Moving to the present day, the building industry is finding its number of workers dwindling - why is this? Has Lego and Meccano fallen out of favour, and been taken over by iPads and laptops in the Christmas stockings?

The CIOB having been thinking the same too - but they have a new game to put on Santa’s list. It’s called Minecraft - a game that lets the player construct and build houses and cities in their own 3D world. And with its popularity is growing as quickly as the players are building, with over 70 million players worldwide. The CIOB think that the children who are now building in Minecraft, will have a better chance of a career in construction with a desire to build new homes, and cities, of the future. 

With this in mind the CIOB has created a game of its own, aimed at 12-14 year olds - and its called Craft Your Future. Here young players find out different methods and skills required for a career in building.

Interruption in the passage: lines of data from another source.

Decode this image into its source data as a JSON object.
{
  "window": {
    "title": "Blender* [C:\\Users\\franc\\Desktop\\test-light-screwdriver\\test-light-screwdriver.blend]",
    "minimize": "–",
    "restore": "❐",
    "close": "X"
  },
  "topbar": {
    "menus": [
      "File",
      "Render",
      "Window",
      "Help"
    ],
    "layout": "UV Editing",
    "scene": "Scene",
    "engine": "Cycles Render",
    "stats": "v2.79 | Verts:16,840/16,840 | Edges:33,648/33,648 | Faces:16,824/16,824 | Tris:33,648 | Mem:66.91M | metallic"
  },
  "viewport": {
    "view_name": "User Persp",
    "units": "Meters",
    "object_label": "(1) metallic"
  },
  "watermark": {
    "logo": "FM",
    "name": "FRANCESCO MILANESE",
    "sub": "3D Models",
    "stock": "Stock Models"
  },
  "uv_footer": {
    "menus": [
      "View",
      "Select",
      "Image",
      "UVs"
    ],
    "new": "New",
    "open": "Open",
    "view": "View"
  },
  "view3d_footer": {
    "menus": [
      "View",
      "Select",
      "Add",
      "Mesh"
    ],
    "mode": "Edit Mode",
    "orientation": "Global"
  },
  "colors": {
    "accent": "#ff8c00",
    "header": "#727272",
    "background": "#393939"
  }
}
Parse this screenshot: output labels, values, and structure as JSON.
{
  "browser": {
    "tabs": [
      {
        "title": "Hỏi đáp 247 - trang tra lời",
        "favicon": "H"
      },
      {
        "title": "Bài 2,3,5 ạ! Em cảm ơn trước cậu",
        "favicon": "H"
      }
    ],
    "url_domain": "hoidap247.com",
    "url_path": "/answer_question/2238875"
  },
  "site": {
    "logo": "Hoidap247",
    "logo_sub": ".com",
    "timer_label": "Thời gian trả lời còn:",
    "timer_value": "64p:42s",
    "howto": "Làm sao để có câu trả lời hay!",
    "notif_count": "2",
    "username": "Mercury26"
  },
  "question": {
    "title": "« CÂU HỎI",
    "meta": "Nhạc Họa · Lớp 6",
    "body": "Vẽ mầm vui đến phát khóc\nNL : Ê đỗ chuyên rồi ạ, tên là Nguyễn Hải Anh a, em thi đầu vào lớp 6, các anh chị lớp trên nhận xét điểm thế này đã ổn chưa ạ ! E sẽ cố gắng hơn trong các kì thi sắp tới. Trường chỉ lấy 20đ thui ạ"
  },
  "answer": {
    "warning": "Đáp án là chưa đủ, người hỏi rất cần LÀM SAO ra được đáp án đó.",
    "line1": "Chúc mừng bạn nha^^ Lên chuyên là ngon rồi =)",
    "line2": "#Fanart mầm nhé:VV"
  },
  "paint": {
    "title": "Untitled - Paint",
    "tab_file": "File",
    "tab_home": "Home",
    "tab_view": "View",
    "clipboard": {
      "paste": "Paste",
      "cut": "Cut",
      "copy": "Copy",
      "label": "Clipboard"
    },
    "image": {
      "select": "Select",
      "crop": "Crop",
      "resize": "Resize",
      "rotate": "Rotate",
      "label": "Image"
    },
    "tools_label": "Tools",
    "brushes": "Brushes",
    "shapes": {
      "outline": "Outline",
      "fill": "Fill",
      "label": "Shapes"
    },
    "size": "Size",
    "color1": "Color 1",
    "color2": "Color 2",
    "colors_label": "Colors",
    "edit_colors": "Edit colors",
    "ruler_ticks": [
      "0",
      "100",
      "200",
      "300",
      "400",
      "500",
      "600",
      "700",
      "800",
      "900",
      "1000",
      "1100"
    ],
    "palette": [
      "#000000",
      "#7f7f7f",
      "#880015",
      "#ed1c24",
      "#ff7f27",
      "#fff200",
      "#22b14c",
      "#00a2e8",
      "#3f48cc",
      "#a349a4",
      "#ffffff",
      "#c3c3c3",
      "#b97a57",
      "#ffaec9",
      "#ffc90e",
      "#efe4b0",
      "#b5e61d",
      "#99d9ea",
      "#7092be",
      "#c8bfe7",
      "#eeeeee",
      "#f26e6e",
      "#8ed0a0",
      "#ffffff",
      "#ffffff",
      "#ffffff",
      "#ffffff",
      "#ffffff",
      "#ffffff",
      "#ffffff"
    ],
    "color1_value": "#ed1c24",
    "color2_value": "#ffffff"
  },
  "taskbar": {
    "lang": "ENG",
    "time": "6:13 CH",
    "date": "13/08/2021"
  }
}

The impact of Minecraft is to such an extent that the Department of Culture, Arts and Leisure has issued free licenses to over 200 schools, giving 50,000 children the chance to be involved in city planning. To which there are four free Minecraft Education Lessons available for teachers to download, giving students access to a variety of problems the are ever present in the real world today. 

Bridget Bartlett, CIOB deputy chief executive, said:

“There are 70 million people playing Minecraft and just like Lego it has the capacity to inspire and attract a new wave of construction managers into an ever-increasing digital industry.

What is exciting is that these young learners will not only have fun but also develop their communication, team working and mathematics skills; skills that construction has a high demand for.

The lessons are designed to be teacher-friendly and we hope construction employers will also want to use them in schools as they bid to switch the next generation onto a career in construction.”

So maybe builders of the future are right asking Father Christmas iPads and laptops, though that said, there is still nothing wrong with putting a little box of Lego in their stocking.